The client was living with family because she had lost her housing. Her credit score was 523, she had thousands of dollars in collections and loans she couldn’t pay.

Over multiple sessions, Tabitha and the client worked through the steps necessary to meet the client’s financial goals. In the past two years, the woman was able to find an apartment, pay off numerous debts, and develop a sustainable budget. By this May, her credit score had climbed to 629. That meant that she could finally pursue owning her own home.

The Lakeshore asked Wolters to talk about how the organization is helping clients in similar situations.

The Lakeshore: For more than 50 years, Community Action House has provided a range of services for families and individuals, helping provide food, clothing, shelter, and the opportunity to build the skills to achieve a stable and prosperous life. What do you wish people knew about CAH services?

Tabitha Wolters: The Community Action House does a fantastic job engaging and welcoming guests.  We have a personal and inviting space, we partner with them to meet their goals, and we strive to treat everyone with dignity and respect. 

TL: One area that CAH helps clients with is rebuilding their credit. What are some of the ways you can help people with limited income become financially stronger and increase their credit scores?
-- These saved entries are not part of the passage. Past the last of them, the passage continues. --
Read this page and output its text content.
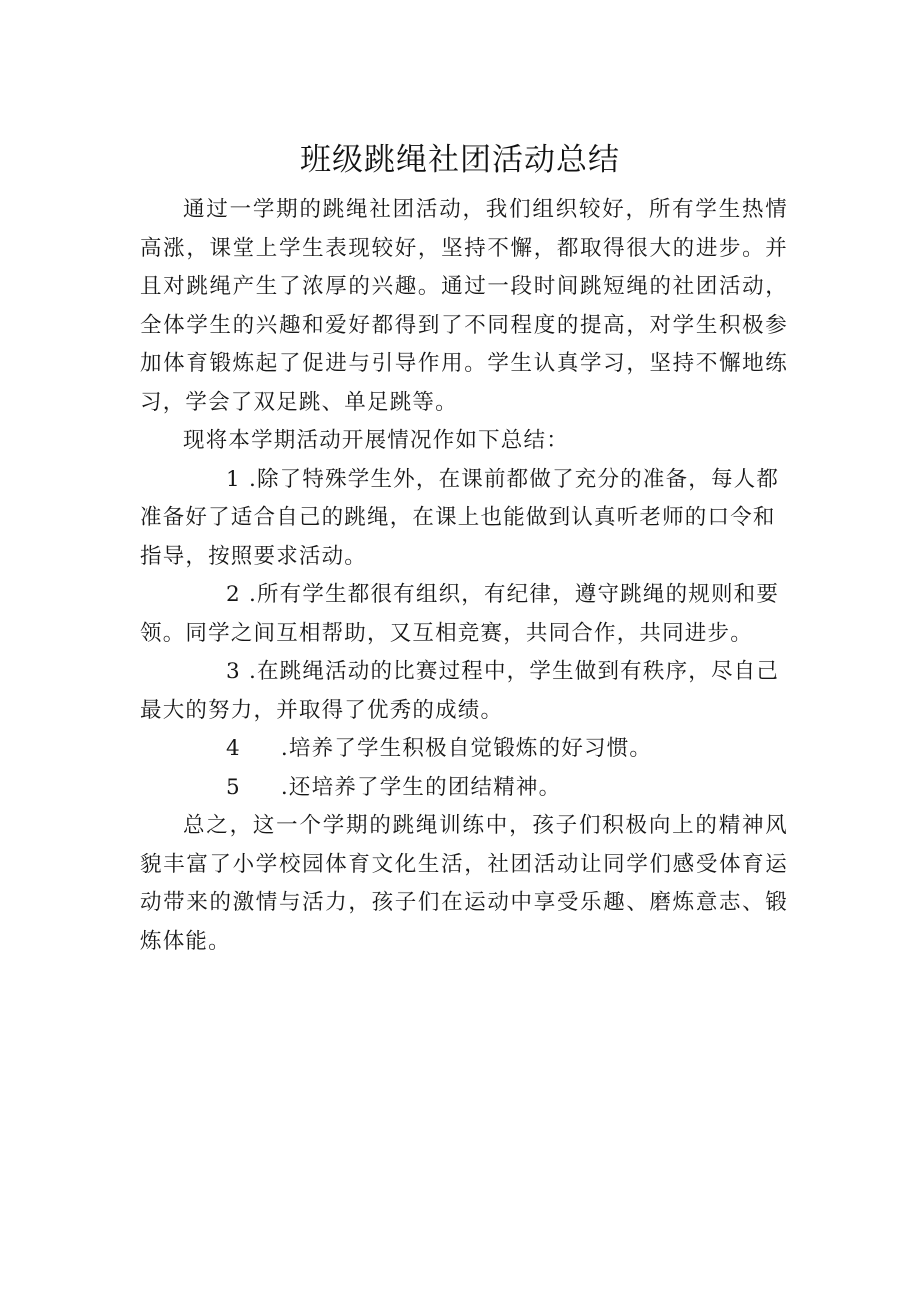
班级跳绳社团活动总结

通过一学期的跳绳社团活动，我们组织较好，所有学生热情高涨，课堂上学生表现较好，坚持不懈，都取得很大的进步。并且对跳绳产生了浓厚的兴趣。通过一段时间跳短绳的社团活动，全体学生的兴趣和爱好都得到了不同程度的提高，对学生积极参加体育锻炼起了促进与引导作用。学生认真学习，坚持不懈地练习，学会了双足跳、单足跳等。

现将本学期活动开展情况作如下总结：

1 .除了特殊学生外，在课前都做了充分的准备，每人都准备好了适合自己的跳绳，在课上也能做到认真听老师的口令和指导，按照要求活动。

2 .所有学生都很有组织，有纪律，遵守跳绳的规则和要领。同学之间互相帮助，又互相竞赛，共同合作，共同进步。

3 .在跳绳活动的比赛过程中，学生做到有秩序，尽自己最大的努力，并取得了优秀的成绩。

4 .培养了学生积极自觉锻炼的好习惯。

5 .还培养了学生的团结精神。

总之，这一个学期的跳绳训练中，孩子们积极向上的精神风貌丰富了小学校园体育文化生活，社团活动让同学们感受体育运动带来的激情与活力，孩子们在运动中享受乐趣、磨炼意志、锻炼体能。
TW: Our one-on-one financial counseling services support our guests by completing a spending plan together and reviewing their credit history. Then we create an action plan with their short-term and long-term goals. Our financial wellness staff provides support and accountability with these goals as well as giving financial tips to support them. A couple of tangible ways of building credit are to make all payments on time and to stay within 30% of your credit limit.  

TL: Often people who are struggling financially have a lot of debt that can seem impossible to pay off. How do you help your clients tackle their debt?

TW: Debt can be very overwhelming and even traumatizing.  To minimize this, we remind our guests that financial freedom is a marathon, not a sprint.  We break down their short-term goals into achievable action steps that they can take over a month.  The first step is to make sure that all bills are getting paid on time.  The second step is to develop a small emergency savings account.  The third step is to start paying off debt, paying off smaller bills one at a time and using the “snowball” effect to pay off larger debts.
TL: How long do you work with someone to turn around their lives financially and what are the benefits when they are able to complete your program?

TW: The amount of time we spend with our guests varies by their needs. Some of our guests only need one or two visits to recognize that they are financially independent.  Some of our guests work with us for over a year.  The average guest probably works with us from four to 12 months.  The goals to complete our program are to have a balanced budget and meet their own financial goals, which are different for each person.  Some financial goals might be an improved credit score, building a savings account, saving a home from foreclosure, or purchasing a home.  
TL: What are some of the success stories of your clients?

TW: I had a client come to pre-purchase counseling with high debt on at least six credit cards. With my encouragement, she made goals on what to do when she received her tax return and potential stimulus check. Her goals were to pay off debts and build savings. She was able to pay off all of her credit cards and is now debt free. She told me, "I feel so great and grateful that I got a stimulus to help me and for your help. I know I got myself into this mess, and with everything I was able to get out. I have learned a lot about myself, and I love the path I’m on right now."

We had a participant from a homebuyer education class who did not know where to start in the homebuying process. They were very scared and overwhelmed.  After taking the class, they gained confidence and realized that they could fulfill their dream of buying a house. Approximately six months later, they bought their first home in Holland.

TL: How can people qualify for help from CAH to build their credit scores?

TW: We don’t have any qualifications or income guidelines for our financial wellness programs.  All of our programs are free of charge and are available to anyone in our community who would like financial support.  

TL: Since opening the Food Club this year, how has that changed how you help clients?

TW: It’s wonderful to have our financial wellness services at the same site as our Food Club, as in previous years our team was at a different service site.  We can greet our members as we see them shop, and if shoppers have questions, we are right on site to answer them.  Our clients can also shop for food and have a financial wellness appointment in the same time frame, which is an added convenience.